Oleh: Rokhmin Dahuri, Guru Besar IPB University Bogor/Anggota Komisi IV DPR RI Fraksi PDI Perjuangan.
Rabu, 09 September 2026 10:00 WIB Jurnalis - Syahrul Arsyad

Jakarta, Gesuri.id - Bencana yang datang tanpa hujan sejatinya adalah peringatan paling jujur dari alam: bahwa yang mencair di puncak gunung, cepat atau lambat, akan mengalir ke lembah tempat manusia hidup.

Pada 26 Agustus 2026, dunia menyaksikan salah satu bencana paling mengerikan dari jantung Pegunungan Himalaya.
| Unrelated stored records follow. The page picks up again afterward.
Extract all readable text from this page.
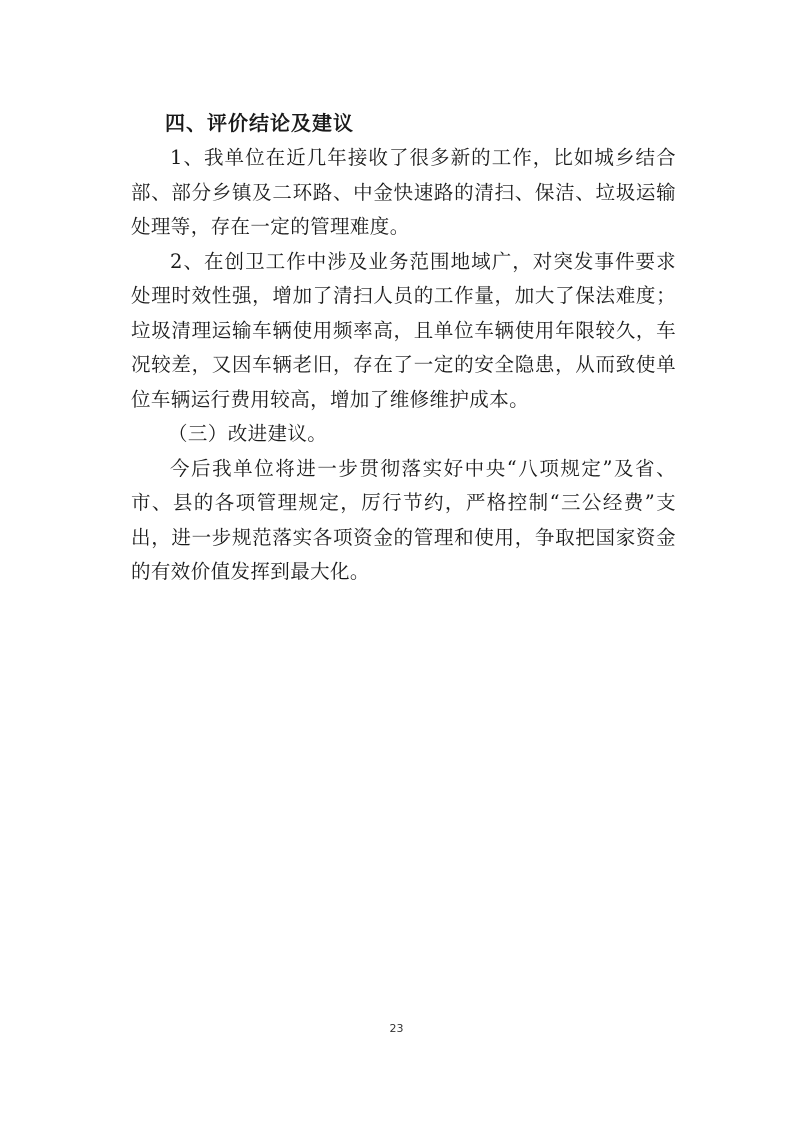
四、评价结论及建议

1、我单位在近几年接收了很多新的工作，比如城乡结合部、部分乡镇及二环路、中金快速路的清扫、保洁、垃圾运输处理等，存在一定的管理难度。

2、在创卫工作中涉及业务范围地域广，对突发事件要求处理时效性强，增加了清扫人员的工作量，加大了保法难度；垃圾清理运输车辆使用频率高，且单位车辆使用年限较久，车况较差，又因车辆老旧，存在了一定的安全隐患，从而致使单位车辆运行费用较高，增加了维修维护成本。

（三）改进建议。

今后我单位将进一步贯彻落实好中央“八项规定”及省、市、县的各项管理规定，厉行节约，严格控制“三公经费”支出，进一步规范落实各项资金的管理和使用，争取把国家资金的有效价值发挥到最大化。

23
Bukan hujan deras yang memicunya, melainkan runtuhnya massa es raksasa di dekat Langtang Lirung, di perbatasan Nepal dan Tibet.

Longsoran es dan batu itu memicu getaran seismik setara gempa berkekuatan magnitudo 5,2, sebelum berubah menjadi banjir bandang yang menyapu Lembah Trishuli sepanjang lebih dari 70 kilometer, meratakan desa-desa, memutus jembatan utama yang menghubungkan Nepal dengan China, dan bahkan menghanyutkan jasad korban hingga ratusan kilometer ke wilayah India.

Angka korban terus bertambah seiring proses pencarian yang sulit. Sampai 6 September lalu, ribuan orang dilaporkan tewas, dan ribuan lainnyatermasuk banyak wisatawan asingmasih dinyatakan hilang di Nepal maupun di wilayah Tibet, China.

Tim penyelamat kesulitan menjangkau lokasi karena jalan dan jembatan turut hancur, sementara lumpur yang bercampur air bergerak dengan kecepatan tinggi digambarkan para penyintas bagaikan beton cair yang tak mungkin dihindari dengan berlari.